Wir sind auf dem Platz
Wir sind auf dem Platz

Man kennt sie, die unterschiedlichen Eltern. Sie treten überall auf. In der Kita, im Kindergarten, der Musikschule, auf Elternabenden und auf dem Tennisplatz. Und dort, wo die Asche rot ist und sich in jeder Pore festsetzt, zeitgleich zu den French Open, sind wir aufgeschlagen. Auf dem Platz mit den vielen verwirrenden weißen Linien. Und die Rede ist nicht von Roger Federer, der jetzt zum zweiten Mal Vater von Zwillingen wird.
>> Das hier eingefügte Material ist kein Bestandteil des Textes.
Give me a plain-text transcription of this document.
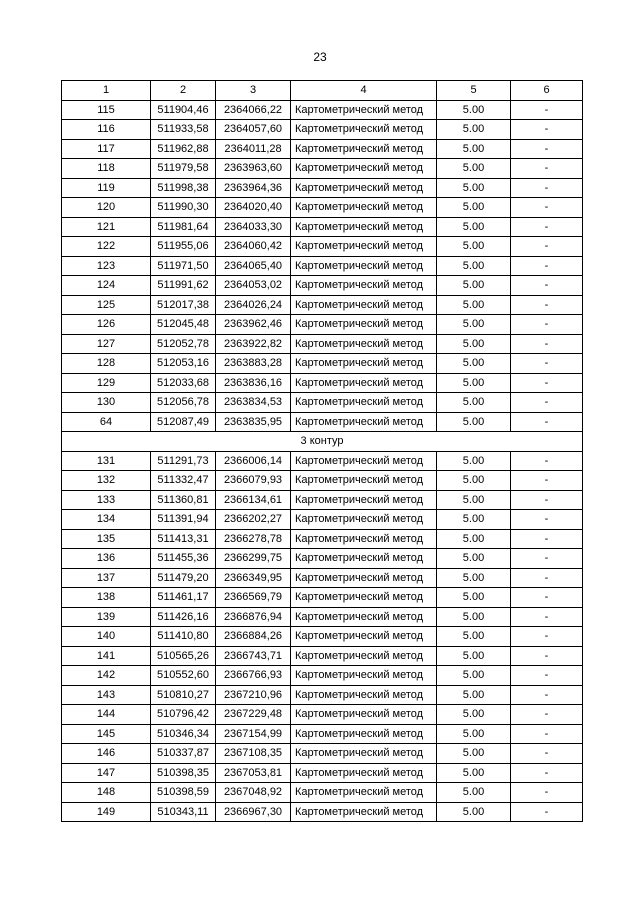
23
1	2	3	4	5	6
115	511904,46	2364066,22	Картометрический метод	5.00	-
116	511933,58	2364057,60	Картометрический метод	5.00	-
117	511962,88	2364011,28	Картометрический метод	5.00	-
118	511979,58	2363963,60	Картометрический метод	5.00	-
119	511998,38	2363964,36	Картометрический метод	5.00	-
120	511990,30	2364020,40	Картометрический метод	5.00	-
121	511981,64	2364033,30	Картометрический метод	5.00	-
122	511955,06	2364060,42	Картометрический метод	5.00	-
123	511971,50	2364065,40	Картометрический метод	5.00	-
124	511991,62	2364053,02	Картометрический метод	5.00	-
125	512017,38	2364026,24	Картометрический метод	5.00	-
126	512045,48	2363962,46	Картометрический метод	5.00	-
127	512052,78	2363922,82	Картометрический метод	5.00	-
128	512053,16	2363883,28	Картометрический метод	5.00	-
129	512033,68	2363836,16	Картометрический метод	5.00	-
130	512056,78	2363834,53	Картометрический метод	5.00	-
64	512087,49	2363835,95	Картометрический метод	5.00	-
3 контур					
131	511291,73	2366006,14	Картометрический метод	5.00	-
132	511332,47	2366079,93	Картометрический метод	5.00	-
133	511360,81	2366134,61	Картометрический метод	5.00	-
134	511391,94	2366202,27	Картометрический метод	5.00	-
135	511413,31	2366278,78	Картометрический метод	5.00	-
136	511455,36	2366299,75	Картометрический метод	5.00	-
137	511479,20	2366349,95	Картометрический метод	5.00	-
138	511461,17	2366569,79	Картометрический метод	5.00	-
139	511426,16	2366876,94	Картометрический метод	5.00	-
140	511410,80	2366884,26	Картометрический метод	5.00	-
141	510565,26	2366743,71	Картометрический метод	5.00	-
142	510552,60	2366766,93	Картометрический метод	5.00	-
143	510810,27	2367210,96	Картометрический метод	5.00	-
144	510796,42	2367229,48	Картометрический метод	5.00	-
145	510346,34	2367154,99	Картометрический метод	5.00	-
146	510337,87	2367108,35	Картометрический метод	5.00	-
147	510398,35	2367053,81	Картометрический метод	5.00	-
148	510398,59	2367048,92	Картометрический метод	5.00	-
149	510343,11	2366967,30	Картометрический метод	5.00	-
Wenn es um eine mögliche Sportart für den Nachwuchs geht, sucht man zuerst im engen Umfeld. bei den eigenen Interessen. Ist vergleichbar mit der Suche nach dem passenden Musikinstrument. Mir würde im Traum nicht einfallen, die Jungs zum Posaunenunterricht zu schicken. Diese Lautstärke. Dabei hatte uns kürzlich ein netter Herr am Tag der offenen Tür an der Musikschule erzählt, es gäbe auch einen Dämpfer, der mehr als 90% der Lautstärke wegnimmt, wenn man abends um 23 Uhr noch einmal üben möchte. Vor einem großen Auftritt.

Und diesen Dämpfer hätte ich gerne gestern einem Elternteil auf dem Tennisplatz verpasst. Man kennt sie. Von früher. Da gibt es zum einen die Dauerbiertrinker, die laut Fotos an den Wänden einmal auf dem Platz gestanden haben, jetzt aber lieber die Zeit am Tresen verbringen, einen Krug Gerstensaft vor sich und einen leicht trüben Blick auf das Spielfeld gerichtet. Sie wissen alles besser, können alle Schläge, Loops und Spins aus dem Effeff und waren früher – lange ist es her – immer Tabellenerster.
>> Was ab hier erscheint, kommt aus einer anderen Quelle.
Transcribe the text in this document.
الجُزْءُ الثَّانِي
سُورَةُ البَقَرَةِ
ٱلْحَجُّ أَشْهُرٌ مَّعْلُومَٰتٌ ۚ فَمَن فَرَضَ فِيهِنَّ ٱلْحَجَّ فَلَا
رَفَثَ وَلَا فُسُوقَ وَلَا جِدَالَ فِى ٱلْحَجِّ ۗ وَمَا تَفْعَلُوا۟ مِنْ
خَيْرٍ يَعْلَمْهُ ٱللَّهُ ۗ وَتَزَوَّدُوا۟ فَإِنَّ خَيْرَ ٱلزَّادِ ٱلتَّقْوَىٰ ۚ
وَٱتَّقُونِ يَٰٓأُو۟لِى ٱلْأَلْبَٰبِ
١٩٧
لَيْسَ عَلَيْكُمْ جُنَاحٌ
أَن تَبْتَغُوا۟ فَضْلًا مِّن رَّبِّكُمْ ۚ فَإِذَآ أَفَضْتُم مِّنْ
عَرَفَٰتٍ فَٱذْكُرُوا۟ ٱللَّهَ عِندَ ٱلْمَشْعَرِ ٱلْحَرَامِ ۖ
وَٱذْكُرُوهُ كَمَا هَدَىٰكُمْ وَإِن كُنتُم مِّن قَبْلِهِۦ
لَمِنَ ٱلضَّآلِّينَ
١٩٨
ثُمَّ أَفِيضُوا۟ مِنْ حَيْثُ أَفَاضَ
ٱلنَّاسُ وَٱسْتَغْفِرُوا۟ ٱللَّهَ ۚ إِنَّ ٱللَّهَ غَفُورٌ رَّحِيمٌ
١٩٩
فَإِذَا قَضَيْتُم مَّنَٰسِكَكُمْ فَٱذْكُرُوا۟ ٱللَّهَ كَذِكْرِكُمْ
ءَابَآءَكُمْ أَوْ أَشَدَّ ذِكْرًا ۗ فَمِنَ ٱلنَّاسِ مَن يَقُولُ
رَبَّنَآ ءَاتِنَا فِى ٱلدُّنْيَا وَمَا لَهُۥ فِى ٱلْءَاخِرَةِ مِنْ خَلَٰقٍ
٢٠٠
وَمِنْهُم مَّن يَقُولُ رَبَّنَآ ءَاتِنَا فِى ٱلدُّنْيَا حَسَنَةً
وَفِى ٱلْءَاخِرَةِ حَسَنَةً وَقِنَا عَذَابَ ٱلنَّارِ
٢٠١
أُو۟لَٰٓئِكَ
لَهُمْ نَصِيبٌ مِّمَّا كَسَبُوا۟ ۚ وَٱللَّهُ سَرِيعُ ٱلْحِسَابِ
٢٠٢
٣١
Pseudozweisprachige Helikopter-Eltern stören den Ablauf

Und da gibt es die übereifrigen Eltern. Sie wollen nur das Beste für das Kind. Heute heißen sie Helikopter-Eltern und fahren ihre Schützlinge am liebsten mit dem SUV direkt bis vor den Platz. Geht bei uns hier nicht, da die Anlage im Stadtpark liegt und nur der Platzwart einen geheimen Zugang mit seinem Auto zum Clubhaus findet. Die anderen kommen zu Fuß oder mit dem Fahrrad, aufrecht, mit stolzgeschwellter Brust oder leicht gebückt und gehetzt. Früher, als ich die ersten Bälle über das Netz schlug kamen sie in Scharen. Nachdem Boris Wimbledon gewonnen hatte und Steffi eine Gegnerin nach der anderen vom Spielfeld fegte.

Die übereifrigen Helikopter-Eltern, der moderne Pleonasmus auf rotem Grund, brüllt dazwischen und ermutigt den Nachwuchs, doch aufzupassen. Dreht es sich um und verpasst einen Ball, wird geschimpft, getrampelt, gezetert. Zweisprachig versteht sich, denn man unterhält sich auf Englisch, damit man fit ist für später. „Hab ich’s doch gewusst. Ich sag’s ja“. Ich schüttle mit dem Kopf, ziehe die Augenbrauen hoch und wundere mich über den Ton, der sich Richtung der Kleinsten von Seiten der Eltern breit macht. Der Trainer löst die Situation durch ein anderes Spiel. Geht nicht darauf ein. Ist auch besser so. Spielerisch soll man lernen. Den Spaß nicht verlieren.

Doch die Zurufe vom Nachbartisch finden kein Ende. Die Kinder auf dem Spielfeld sind verunsichert. „Jetzt sein Sie mal leise“ fordert der Trainer auf. Für einen kurzen Moment scheint es zu helfen. Viel hat sich nicht verändert seit meiner Jugend denke ich so bei mir. Auch beruhigend irgendwie. Und klappt es dann doch nicht, können wir ja immer noch Posaune probieren.